WI: Reverse Barbarossa?

I see an deplomatic fallout that will result in if USSR invaded Germany. the red Invasion of germany will make germany more sympathetic, as even back then the west saw USSR as threat, just less than germany. but if USSR invades germany, than the WAllies would make emergency armistice with nazis and fights againsts the soviets.
 
I see an deplomatic fallout that will result in if USSR invaded Germany. the red Invasion of germany will make germany more sympathetic, as even back then the west saw USSR as threat, just less than germany. but if USSR invades germany, than the WAllies would make emergency armistice with nazis and fights againsts the soviets.

Well, I don't.
 
It depends very much on the circumstances. Do the Soviets have a real casus belli?
Otherwise it's going to be a tough sell to the US public.

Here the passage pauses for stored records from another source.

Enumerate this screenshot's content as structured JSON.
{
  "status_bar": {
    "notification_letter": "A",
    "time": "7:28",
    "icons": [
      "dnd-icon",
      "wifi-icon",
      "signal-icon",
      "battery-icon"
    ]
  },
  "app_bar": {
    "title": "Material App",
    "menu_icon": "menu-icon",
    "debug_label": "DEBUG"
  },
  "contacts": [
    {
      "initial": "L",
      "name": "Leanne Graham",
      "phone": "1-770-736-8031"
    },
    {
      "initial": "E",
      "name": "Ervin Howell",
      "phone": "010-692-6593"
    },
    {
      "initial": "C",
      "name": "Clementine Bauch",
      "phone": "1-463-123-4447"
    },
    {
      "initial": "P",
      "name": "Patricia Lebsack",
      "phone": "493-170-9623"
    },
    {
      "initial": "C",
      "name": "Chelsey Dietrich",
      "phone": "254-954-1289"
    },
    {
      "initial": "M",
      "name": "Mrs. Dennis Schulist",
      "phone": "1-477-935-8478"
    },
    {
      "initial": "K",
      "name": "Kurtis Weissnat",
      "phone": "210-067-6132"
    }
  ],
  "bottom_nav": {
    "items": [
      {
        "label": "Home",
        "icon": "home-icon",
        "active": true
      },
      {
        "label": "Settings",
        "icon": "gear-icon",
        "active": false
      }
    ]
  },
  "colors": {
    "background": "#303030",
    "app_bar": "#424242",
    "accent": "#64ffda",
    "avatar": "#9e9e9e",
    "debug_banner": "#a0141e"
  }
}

We don't know in what situation the Soviet attack takes place, because the OP hasn't explained it. But the other poster I was replying to mentions "the Western Allies", which is a term of significance only if there's a war on - a war against Germany.
And in this situation, a new combatant jumps in - a power that attacks the Western Allies' enemy, Germany.
I don't see it as a tough sell, let alone the occasion for the Westerners to turn their coats and side with the enemy.
The above, even without taking into account that Stalin isn't stupid. If he wants war with Germany, and Germany is already at war with at least two other countries, the Soviet attack won't come in a vacuum. He'll talk with the Westerners, beforehand. He'll do his best to secure agreements all around.

Let's assume, OTOH, that Germany has managed to make peace with Britain, thus ending the war. Now the continent is at peace... and the Soviets are the aggressors. Would the USA declare war on country A because it has invaded country B, where B is no ally of the USA? How many countries were bloodlessly annexated, or invaded and subjugated, in the 1930s-early 40s, and how many times did the USA declare war on the aggressor?

That said, yeah, there would be a casus belli. We know that thanks to Stalin's track record. Whether the casus belli were real or fabricated, well, the jury's would be out in the immediate aftermath of it, naturally. The credibility of the casus would be judged on the basis of sympathies; while only a minuscule minority in the USA would have sympathy for the Communists, OTOH the other party is at war with the USA.